Toute l’humanité entre dans deux catégories, l’une représentant le royaume de Dieu et l’autre représentant le royaume du ce monde.

Comme nous venons de le souligner, c’est aussi la vision de Vladimir Soloviev, et la raison de ce qui semble être une coïncidence deviendra claire. Mais le point est qu’il y a une différence essentielle dans la qualité des êtres se situant dans l’un ou l’autre des deux groupes de l’humanité, l’un est éveillé spirituellement, l’autre ne l’est pas. C’est plus qu’une adhérence superficielle à un système de croyances plutôt qu’à un autre, mais l’éveil représente un changement réel dans l’état de l’être.

Steiner écrit : « Il y a ceux en Europe qui s’accroche à cette perception que depuis le début du quinzième siècle l’autorité du monde divin a assumé un rôle plutôt différent à l’égard de l’humanité terrestre. » Bien sûr, ceci n’est pas seulement représentatif du Catholicisme de Maistre, mais reflète aussi le point de vue de Julius Evola et René Guénon, qui voyaient la Réforme comme le début de la fin des derniers vestiges de la civilisation traditionnelle de l’Ouest.

Steiner a astucieusement souligné que :

Maistre avait l’idée grandiose de faire le lien avec le russianisme, particulièrement avec les éléments qui ont trouvés leurs chemins depuis les temps anciens à partir de l’Asie dans l’Orthodoxie catholique, une religion russe. De là, il désirait créer un lien avec le Romanisme. Il essaya de provoquer une grande fusion entre les éléments toujours vivants des manières orientales de la culture russe, et les éléments provenant de Rome, déjà imprégné par cette vision.

Nous voyons aussi cette vision révélée dans les écrits de Soloviev qui, à sa façon, essaie de lier « la manière orientale de penser » et les idées contemporaines de l’Ouest.

Steiner poursuit :

Maistre nous renvoie à ce que le Christianisme était par rapport à sa vision métaphysique d’avant l’âge scolastique, ce qui existait avant le premier siècle et ce qui était acceptable par Rome. Maistre visait pour les Romains et les Catholique un Christianisme avec une puissance réelle.

Encore ici, comme Evola le démontre, la contre-réforme catholique était insuffisante, elle fit seulement demi-tour jusqu’à mi-chemin. Elle avait besoin de retourner jusqu’à sa source primordiale de sa puissance spirituelle. Au lieu d’être l’opposé de la Réforme, elle se contenta d’être une réforme dans la direction opposée. L’état lamentable de la spiritualité chrétienne d’aujourd’hui en est le résultat.

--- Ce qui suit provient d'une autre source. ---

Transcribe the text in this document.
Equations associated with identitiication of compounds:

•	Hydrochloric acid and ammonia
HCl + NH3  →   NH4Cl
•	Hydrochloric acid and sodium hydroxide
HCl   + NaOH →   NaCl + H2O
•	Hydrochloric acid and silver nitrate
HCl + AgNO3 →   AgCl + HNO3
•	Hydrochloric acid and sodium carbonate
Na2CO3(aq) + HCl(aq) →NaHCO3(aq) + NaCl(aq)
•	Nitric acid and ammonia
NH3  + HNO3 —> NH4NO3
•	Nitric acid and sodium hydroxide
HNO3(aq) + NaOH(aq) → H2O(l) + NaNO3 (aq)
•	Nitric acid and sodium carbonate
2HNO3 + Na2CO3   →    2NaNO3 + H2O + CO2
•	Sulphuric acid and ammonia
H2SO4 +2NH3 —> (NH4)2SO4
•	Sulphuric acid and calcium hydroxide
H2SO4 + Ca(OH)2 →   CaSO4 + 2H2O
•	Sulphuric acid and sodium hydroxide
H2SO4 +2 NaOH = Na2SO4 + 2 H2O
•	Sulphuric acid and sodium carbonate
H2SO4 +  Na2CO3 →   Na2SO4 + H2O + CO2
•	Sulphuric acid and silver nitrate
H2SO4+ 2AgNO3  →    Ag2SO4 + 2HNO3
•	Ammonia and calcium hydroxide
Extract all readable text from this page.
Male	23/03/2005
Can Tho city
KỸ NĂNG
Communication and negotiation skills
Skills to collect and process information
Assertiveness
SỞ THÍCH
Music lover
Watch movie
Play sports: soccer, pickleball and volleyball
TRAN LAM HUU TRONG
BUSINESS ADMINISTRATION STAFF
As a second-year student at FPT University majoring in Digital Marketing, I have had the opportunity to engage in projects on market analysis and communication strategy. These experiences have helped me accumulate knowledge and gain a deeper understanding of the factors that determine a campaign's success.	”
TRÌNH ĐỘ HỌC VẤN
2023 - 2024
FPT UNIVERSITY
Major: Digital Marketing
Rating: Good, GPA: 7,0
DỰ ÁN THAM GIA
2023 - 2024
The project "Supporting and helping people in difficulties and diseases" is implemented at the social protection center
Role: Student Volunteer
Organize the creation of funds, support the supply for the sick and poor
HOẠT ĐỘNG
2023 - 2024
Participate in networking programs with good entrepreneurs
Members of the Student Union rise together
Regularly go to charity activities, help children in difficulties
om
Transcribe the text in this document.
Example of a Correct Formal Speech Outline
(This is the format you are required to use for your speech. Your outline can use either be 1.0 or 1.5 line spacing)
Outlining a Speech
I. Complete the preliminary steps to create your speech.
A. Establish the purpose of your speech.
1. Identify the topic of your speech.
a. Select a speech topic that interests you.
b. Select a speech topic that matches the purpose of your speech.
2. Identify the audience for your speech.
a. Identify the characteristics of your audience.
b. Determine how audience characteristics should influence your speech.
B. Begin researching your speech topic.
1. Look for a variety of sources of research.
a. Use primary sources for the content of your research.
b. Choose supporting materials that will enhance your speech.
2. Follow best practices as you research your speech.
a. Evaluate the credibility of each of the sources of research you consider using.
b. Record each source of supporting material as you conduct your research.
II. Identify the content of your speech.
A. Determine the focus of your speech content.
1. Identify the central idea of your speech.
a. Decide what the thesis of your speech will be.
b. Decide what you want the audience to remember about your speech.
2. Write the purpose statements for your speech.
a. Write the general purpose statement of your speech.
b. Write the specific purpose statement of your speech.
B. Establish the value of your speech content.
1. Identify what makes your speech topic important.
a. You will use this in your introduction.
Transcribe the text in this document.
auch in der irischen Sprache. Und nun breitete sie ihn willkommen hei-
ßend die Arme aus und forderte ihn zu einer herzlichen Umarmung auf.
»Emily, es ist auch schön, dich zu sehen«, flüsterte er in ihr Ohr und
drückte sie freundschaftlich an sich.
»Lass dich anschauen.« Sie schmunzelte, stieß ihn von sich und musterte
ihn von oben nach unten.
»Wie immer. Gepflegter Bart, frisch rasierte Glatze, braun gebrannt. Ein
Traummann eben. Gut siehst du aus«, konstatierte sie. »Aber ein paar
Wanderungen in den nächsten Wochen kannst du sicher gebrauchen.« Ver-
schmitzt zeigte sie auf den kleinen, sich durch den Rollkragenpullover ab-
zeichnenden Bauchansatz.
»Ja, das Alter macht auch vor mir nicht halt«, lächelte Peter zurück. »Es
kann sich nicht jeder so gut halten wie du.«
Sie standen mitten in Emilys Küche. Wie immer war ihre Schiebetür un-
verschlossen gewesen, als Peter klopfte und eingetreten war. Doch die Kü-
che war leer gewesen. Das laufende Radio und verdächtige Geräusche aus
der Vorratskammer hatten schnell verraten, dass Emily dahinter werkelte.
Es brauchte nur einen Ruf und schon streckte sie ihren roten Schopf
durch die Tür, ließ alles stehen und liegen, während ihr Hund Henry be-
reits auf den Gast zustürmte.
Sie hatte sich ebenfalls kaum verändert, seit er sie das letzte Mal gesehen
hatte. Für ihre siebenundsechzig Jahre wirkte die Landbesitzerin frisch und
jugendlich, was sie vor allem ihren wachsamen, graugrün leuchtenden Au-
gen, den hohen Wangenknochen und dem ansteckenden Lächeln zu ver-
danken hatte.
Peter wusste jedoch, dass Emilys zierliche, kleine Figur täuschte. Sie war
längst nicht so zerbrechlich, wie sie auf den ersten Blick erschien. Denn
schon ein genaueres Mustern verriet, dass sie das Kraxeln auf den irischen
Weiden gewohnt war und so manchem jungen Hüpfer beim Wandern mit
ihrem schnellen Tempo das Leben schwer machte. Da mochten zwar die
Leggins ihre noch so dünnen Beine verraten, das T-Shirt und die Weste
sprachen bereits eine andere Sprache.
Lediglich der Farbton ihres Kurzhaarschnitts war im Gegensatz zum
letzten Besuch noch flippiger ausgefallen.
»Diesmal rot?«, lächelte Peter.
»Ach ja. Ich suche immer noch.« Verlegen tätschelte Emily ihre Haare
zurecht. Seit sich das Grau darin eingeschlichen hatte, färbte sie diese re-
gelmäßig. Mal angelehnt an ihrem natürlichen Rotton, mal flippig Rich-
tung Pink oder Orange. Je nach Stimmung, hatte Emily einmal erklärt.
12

Le court essai de Steiner souligne clairement le problème.

  • Est-ce que la race humaine évolue et progresse vers un futur utopique?
  • Ou est-ce qu’il y a une division fondamentale et irréconciliable entre ceux qui sont du côté de la Tradition et ceux du côté de la Révolution?

Si c’est ce dernier alors la tâche est de commencer la reconstruction de la Tradition à partir des idées données par Maistre, Solovyev, Guénon et Evola.


Note : L’idée de l’évolution et du progrès de la race humaine est une caractéristique qui distingue les enseignements du « Nouvel Âge » à ceux de la Tradition.